The daily White House briefing is where reporters get to grill press secretary Myers, who has to stand there and take it. Today the briefing is dominated by questions about Travelgate, although that has nothing to do with the big stories that will appear on the evening news or the next morning's papers.

The headlines will be about the House of Representatives' passage of the president's budget. But the pack in the White House pressroom is more interested to learn that Clinton employs the services of attorney Bob Barnett, who also works for Hume and Ms. Mitchell of NBC News and is married to Ms. Braver of CBS News. Despite that tantalizing tidbit, most of the reporters leave the briefing unsatisfied.

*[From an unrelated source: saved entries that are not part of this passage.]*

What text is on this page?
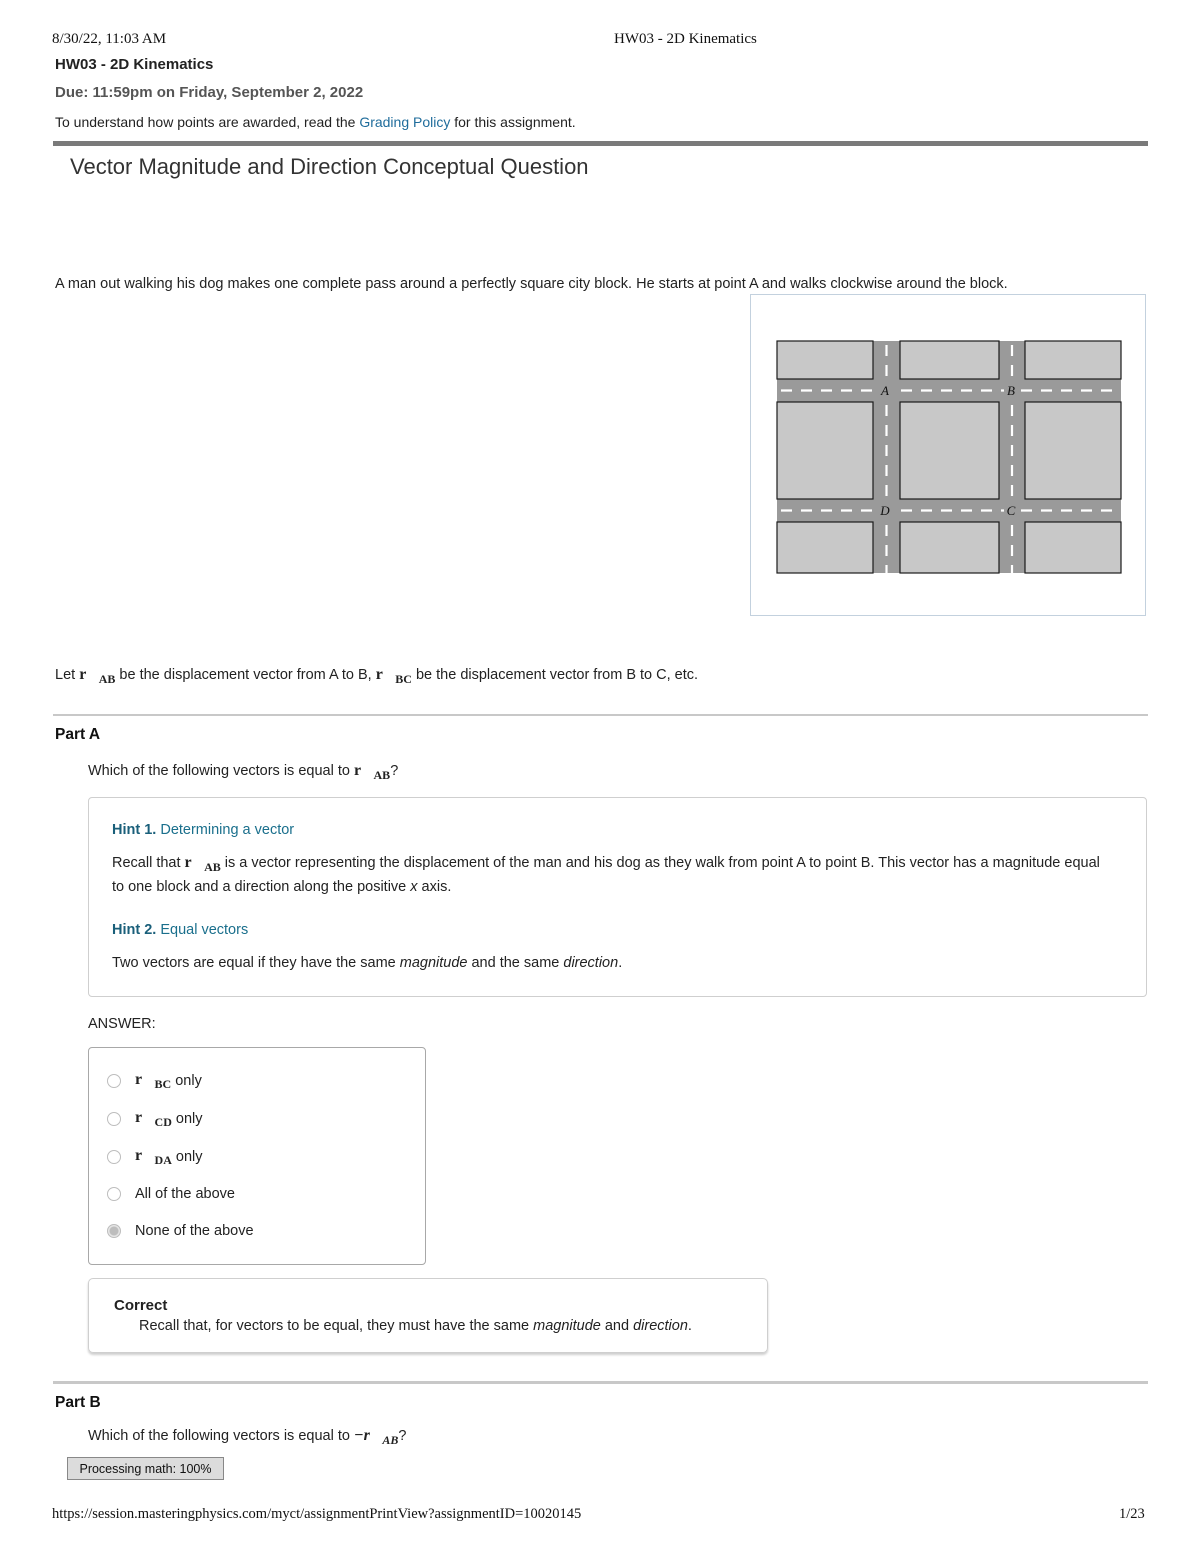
8/30/22, 11:03 AM	HW03 - 2D Kinematics
HW03 - 2D Kinematics
Due: 11:59pm on Friday, September 2, 2022
To understand how points are awarded, read the Grading Policy for this assignment.
Vector Magnitude and Direction Conceptual Question
A man out walking his dog makes one complete pass around a perfectly square city block. He starts at point A and walks clockwise around the block.
A	B
C
D
Let $r⃗_{AB}$ be the displacement vector from A to B, $r⃗_{BC}$ be the displacement vector from B to C, etc.
Part A
Which of the following vectors is equal to $r⃗_{AB}$?
Hint 1. Determining a vector
Recall that $r⃗_{AB}$ is a vector representing the displacement of the man and his dog as they walk from point A to point B. This vector has a magnitude equal to one block and a direction along the positive x axis.
Hint 2. Equal vectors
Two vectors are equal if they have the same magnitude and the same direction.
ANSWER:
$r⃗_{BC}$ only
$r⃗_{CD}$ only
$r⃗_{DA}$ only
All of the above
None of the above
Correct
Recall that, for vectors to be equal, they must have the same magnitude and direction.
Part B
Which of the following vectors is equal to $-r⃗_{AB}$?
Processing math: 100%
https://session.masteringphysics.com/myct/assignmentPrintView?assignmentID=10020145	1/23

"There are still too many instances of briefers not knowing the answers or being evasive," Hume grouses. "Dee Dee's trying, but it's a very difficult job for someone with only a limited experience of Washington. She's improving, and she needs to."

The rest of the afternoon is dominated by two events for the press corps. First, Ms. Myers accedes to a press request and ushers a "pool" of reporters to the window of the Oval Office, where they stare at the president making phone calls to congressmen about his budget plan. A photo of the president in the First Goldfish Bowl will make the front page of the New York Times the next day.

At 4 p.m., there's a Rose Garden ceremony. Sometimes the president hosts several of these ceremonial functions in one day. Today there's only one, to honor the 1992 and '93 inductees into the National Teachers Hall of Fame. The teachers gather on a small stage, guests sit in the audience, and the press corps stands in a roped-off area at the rear.

The president arrives on Clinton Standard Time - a mere 15 minutes late. Then he and Education Secretary Richard Reilly run through the ceremony as quickly as possible, it seems. ABC's Hume sits with his back to the proceedings. After the last inductee has been introduced, the press corps gets what it was waiting for: a brief, shouted Q&A:

"What are you telling these congressmen that you're on the phone with?"

"Have you spoken to Senator Kerrey, sir?"

"Are you going to win the vote tonight?"

The answers provide more sound-bites for the evening news. Reporters view the "Rose Garden follies" as the price they pay for doing their jobs. "The ceremonies give one access to the president," says UPI's Helen Thomas, the doyenne of the White House press corps. "It's better than getting it from spin doctors."

Still, it's hard not to wonder: Why bother? Why wait hours to get a few pearls from the president's mouth? Why be constantly herded and watched like a zoo animal? Why not go and cover Congress instead, or the Baltimore Orioles?

"You get frustrated, especially with the physical confinement," says Gene Gibbons, a Reuters reporter who has covered the White House since 1986.

On the other hand, there are compensations. "You're writing the Page-1, lead story as often as not. Then there's the ego massage of being seen on TV. But all that gets old pretty quickly," Mr. Gibbons says. "The biggest compensation is that if you're an action junkie, this is the place to be. It never gets boring."